Congresswoman Cindy Axne.

The U.S. House has passed a proposal from Iowa Congresswoman Cindy Axne that would force big corporations to disclose if they’re outsourcing jobs and using so-called tax havens in other countries to avoid paying U.S. taxes.

“Last year 55 profitable U.S. corporations paid no federal corporate income taxes,” Axne said during a speech on the House floor. “I can tell you that’s not what happened on Main Street back in my district in Iowa. They paid their taxes.”

The plan would require corporations with shareholders to publicly disclose how many people it employs on a country-by-country basis. Axne and others say it would show how big multinational corporations open a store front in a low-tax jurisdiction to avoid paying U.S. taxes where all their sales and profits are made.

“This cost the U.S. more than $50 billion per year in taxes,” Axne said. “It hurts all of the businesses who are doing the right thing — those that are on Main Street in all of our communities, including many small businesses across this country who don’t have a subsidiary in Barbados just to avoid taxes.”

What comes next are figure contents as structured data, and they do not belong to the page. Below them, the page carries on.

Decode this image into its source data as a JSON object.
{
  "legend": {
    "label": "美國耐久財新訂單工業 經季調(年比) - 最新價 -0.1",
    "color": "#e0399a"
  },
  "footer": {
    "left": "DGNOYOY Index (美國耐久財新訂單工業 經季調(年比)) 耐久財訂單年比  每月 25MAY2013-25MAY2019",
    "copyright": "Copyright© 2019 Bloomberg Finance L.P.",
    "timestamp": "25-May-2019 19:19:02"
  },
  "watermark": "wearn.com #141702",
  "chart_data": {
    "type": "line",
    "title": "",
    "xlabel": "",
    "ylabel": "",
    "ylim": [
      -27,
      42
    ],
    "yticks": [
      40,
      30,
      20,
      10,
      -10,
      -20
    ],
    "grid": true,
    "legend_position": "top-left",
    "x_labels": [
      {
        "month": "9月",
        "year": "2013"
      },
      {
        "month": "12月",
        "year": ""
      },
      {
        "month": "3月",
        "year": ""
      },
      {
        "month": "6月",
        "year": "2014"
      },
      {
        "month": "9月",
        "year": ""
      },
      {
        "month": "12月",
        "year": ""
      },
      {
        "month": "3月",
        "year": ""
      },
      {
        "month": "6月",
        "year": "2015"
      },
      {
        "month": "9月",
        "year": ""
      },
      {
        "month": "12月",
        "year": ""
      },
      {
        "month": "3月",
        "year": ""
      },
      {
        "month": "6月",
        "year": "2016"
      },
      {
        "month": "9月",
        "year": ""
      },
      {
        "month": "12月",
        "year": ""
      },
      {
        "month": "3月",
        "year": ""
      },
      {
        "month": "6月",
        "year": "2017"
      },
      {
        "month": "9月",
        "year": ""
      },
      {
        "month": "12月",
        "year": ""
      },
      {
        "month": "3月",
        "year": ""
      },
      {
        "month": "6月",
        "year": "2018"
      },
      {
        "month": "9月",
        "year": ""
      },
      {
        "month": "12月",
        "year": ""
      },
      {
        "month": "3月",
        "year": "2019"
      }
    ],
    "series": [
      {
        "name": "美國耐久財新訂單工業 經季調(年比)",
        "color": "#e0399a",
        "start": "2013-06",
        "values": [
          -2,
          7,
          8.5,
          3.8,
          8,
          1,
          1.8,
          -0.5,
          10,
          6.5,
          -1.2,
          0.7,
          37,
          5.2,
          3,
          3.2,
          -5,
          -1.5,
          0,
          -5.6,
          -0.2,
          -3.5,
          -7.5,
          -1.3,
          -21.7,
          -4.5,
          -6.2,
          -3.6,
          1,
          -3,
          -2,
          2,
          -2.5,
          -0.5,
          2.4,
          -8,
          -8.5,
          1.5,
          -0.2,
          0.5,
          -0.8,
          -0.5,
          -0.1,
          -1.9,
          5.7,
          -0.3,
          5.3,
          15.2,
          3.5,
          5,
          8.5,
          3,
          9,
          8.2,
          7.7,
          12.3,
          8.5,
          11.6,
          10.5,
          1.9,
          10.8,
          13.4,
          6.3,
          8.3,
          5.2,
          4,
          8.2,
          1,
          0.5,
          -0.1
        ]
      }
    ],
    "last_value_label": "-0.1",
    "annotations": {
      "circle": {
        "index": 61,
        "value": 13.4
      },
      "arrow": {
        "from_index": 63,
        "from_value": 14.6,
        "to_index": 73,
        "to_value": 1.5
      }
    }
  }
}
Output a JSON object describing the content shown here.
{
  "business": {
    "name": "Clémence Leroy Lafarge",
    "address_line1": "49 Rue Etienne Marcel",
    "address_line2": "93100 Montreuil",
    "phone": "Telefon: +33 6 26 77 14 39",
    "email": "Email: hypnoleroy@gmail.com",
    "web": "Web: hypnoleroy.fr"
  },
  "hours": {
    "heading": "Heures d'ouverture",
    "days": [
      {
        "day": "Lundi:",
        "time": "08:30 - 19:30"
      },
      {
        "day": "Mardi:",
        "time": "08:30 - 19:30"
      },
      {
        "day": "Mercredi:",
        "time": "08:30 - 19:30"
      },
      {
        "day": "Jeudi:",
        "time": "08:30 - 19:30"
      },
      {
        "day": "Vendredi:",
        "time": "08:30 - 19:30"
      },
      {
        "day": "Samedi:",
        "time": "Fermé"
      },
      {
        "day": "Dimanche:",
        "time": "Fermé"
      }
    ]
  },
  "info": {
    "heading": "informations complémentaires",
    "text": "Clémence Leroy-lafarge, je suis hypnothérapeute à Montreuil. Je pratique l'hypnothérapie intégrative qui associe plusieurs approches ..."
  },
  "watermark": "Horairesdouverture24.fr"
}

This attempt at revealing which corporations are using off-shore tax havens was included in a wide-ranging package that narrowly cleared the U.S. House this week. Another Axne proposal was included that would require public companies that are owned by investors to disclose more information about pay and benefits, training programs, workplace safety, and how much turnover there is in the corporation’s workforce. Axne said stockholders deserve that information.

“By the way, these are sets of data that are already being collected by most public companies,” Axne said. “The pandemic, though, has only driven home how important it is for companies to make sure that their workers stay safe and healthy for their company’s success. It’s obviously that companies with workers that are more engaged will do better, which is why investors want this information.”

Democrats from Virginia and Maryland are sponsoring companion legislation in the U.S. Senate.